Speaking to the inquiry on Thursday, Scottish Secretary Alister Jack said he “didn’t believe for a minute” the evidence Ms Sturgeon provided the day before, and he claimed she could “cry from one eye if she wanted to”.

Scottish culture and international development minister Christina McKelvie said Mr Jack’s remarks show women’s emotions are often used as a “sport” in politics.

Scottish Culture Secretary Angus Robertson said he would not provide a “running commentary” on Ms Sturgeon’s evidence session, but he praised the former first minister’s “diligent” handling of the pandemic.

Ms Sturgeon repeatedly fought back tears during her marathon evidence session on Wednesday as she said she will always “carry regret” at decisions she and her Government got wrong during the pandemic.

Speaking on Friday, Ms McKelvie said: “For some people, that is a sport to see women upset – and it is not acceptable.

“It has to stop”.

She praised the work of equalities organisation Engender for challenging sexism.

Mr Robertson refused to be specifically drawn on Mr Jack’s comments, but said: “I think fair-minded people will look at how evidence has been given.

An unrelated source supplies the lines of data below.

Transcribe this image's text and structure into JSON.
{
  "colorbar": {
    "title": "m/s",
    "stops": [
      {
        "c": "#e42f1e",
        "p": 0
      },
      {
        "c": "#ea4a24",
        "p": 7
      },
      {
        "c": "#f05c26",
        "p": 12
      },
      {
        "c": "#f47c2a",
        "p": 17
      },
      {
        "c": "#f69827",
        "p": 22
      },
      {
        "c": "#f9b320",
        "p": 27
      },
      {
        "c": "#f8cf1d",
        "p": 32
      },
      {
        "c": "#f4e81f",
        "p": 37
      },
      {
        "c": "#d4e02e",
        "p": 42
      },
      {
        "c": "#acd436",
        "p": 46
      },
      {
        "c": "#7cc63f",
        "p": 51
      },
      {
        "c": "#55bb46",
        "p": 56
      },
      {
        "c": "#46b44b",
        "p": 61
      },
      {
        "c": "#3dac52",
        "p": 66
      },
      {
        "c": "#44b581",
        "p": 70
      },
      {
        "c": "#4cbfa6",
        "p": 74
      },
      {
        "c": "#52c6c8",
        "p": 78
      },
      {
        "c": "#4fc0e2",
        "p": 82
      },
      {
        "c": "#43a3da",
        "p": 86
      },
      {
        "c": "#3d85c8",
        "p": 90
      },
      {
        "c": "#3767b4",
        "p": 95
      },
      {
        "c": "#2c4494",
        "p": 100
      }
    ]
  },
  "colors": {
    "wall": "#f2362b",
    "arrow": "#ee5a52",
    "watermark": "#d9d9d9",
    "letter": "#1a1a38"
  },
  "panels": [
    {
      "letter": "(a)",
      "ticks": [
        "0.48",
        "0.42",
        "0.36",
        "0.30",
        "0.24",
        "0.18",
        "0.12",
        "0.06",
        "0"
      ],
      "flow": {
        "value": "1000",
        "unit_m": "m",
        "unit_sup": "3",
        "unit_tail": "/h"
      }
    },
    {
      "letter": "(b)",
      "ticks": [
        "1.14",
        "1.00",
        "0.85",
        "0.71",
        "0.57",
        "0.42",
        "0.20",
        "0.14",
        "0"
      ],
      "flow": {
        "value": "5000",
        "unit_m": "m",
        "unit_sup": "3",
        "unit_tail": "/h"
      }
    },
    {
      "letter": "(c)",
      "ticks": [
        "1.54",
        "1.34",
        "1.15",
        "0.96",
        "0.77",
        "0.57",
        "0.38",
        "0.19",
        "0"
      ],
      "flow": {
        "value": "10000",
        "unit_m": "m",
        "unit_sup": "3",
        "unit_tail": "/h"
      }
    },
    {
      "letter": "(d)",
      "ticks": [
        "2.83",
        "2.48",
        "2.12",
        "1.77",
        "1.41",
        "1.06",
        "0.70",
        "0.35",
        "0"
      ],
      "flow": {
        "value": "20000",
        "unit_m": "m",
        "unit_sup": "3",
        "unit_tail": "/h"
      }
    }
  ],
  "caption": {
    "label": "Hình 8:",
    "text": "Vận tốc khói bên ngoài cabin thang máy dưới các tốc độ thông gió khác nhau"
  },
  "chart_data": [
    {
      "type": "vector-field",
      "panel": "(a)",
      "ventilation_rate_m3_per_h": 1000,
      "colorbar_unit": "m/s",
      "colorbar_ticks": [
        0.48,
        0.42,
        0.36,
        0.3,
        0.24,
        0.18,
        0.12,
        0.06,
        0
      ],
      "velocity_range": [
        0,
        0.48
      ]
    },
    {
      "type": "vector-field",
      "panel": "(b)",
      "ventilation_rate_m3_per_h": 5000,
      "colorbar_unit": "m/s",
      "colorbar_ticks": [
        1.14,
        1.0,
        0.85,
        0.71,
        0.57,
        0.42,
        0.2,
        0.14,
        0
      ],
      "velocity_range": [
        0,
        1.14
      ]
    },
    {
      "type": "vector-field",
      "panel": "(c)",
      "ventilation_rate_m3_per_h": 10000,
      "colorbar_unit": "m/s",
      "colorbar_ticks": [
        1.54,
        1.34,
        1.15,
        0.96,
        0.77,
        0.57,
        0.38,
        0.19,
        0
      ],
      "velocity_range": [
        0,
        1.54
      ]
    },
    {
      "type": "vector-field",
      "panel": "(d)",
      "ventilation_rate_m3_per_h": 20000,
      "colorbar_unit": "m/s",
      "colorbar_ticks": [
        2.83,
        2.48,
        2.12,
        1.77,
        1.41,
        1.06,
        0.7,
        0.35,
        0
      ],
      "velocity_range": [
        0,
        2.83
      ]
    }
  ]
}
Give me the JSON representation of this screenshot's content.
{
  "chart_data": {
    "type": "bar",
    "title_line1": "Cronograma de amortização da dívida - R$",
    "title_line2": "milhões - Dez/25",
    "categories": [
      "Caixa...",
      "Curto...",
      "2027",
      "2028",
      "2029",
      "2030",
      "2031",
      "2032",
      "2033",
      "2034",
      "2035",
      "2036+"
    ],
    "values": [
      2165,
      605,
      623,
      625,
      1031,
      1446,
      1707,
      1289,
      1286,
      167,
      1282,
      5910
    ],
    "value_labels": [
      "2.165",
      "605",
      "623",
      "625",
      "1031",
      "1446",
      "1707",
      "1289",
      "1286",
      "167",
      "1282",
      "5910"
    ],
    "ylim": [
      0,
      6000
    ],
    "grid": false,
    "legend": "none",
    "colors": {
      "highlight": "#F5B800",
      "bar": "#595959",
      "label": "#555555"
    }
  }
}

“I know Nicola Sturgeon to be a tremendously generous person and I know how diligent she was throughout the worst of the pandemic, working literally day and night to try and make decisions.”

Mr Jack appeared before the inquiry on Thursday for the final day of the inquiry’s hearings in Edinburgh.

Coronavirus – Wed Jun 10, 2020
Christina McKelvie condemned comments about Nicola Sturgeon’s emotions (Fraser Bremner/Scottish Daily Mail/PA)

He said: “I watched that evidence from yesterday and I didn’t believe it for a minute.

“I think Nicola Sturgeon could cry from one eye if she wanted to.”

That came a day after Ms Sturgeon told the inquiry she acted with the best intentions during the pandemic.

She said: “People will make their own judgments about me, about my government, about my decisions, but for as long as I live, I will carry the impact of these decisions, I will carry regret at the decisions and judgments I got wrong, but I will always know in my heart, and in my soul, that my instincts and my motivation was nothing other than trying to do the best in the face of this pandemic.”

The UK Government declined to comment.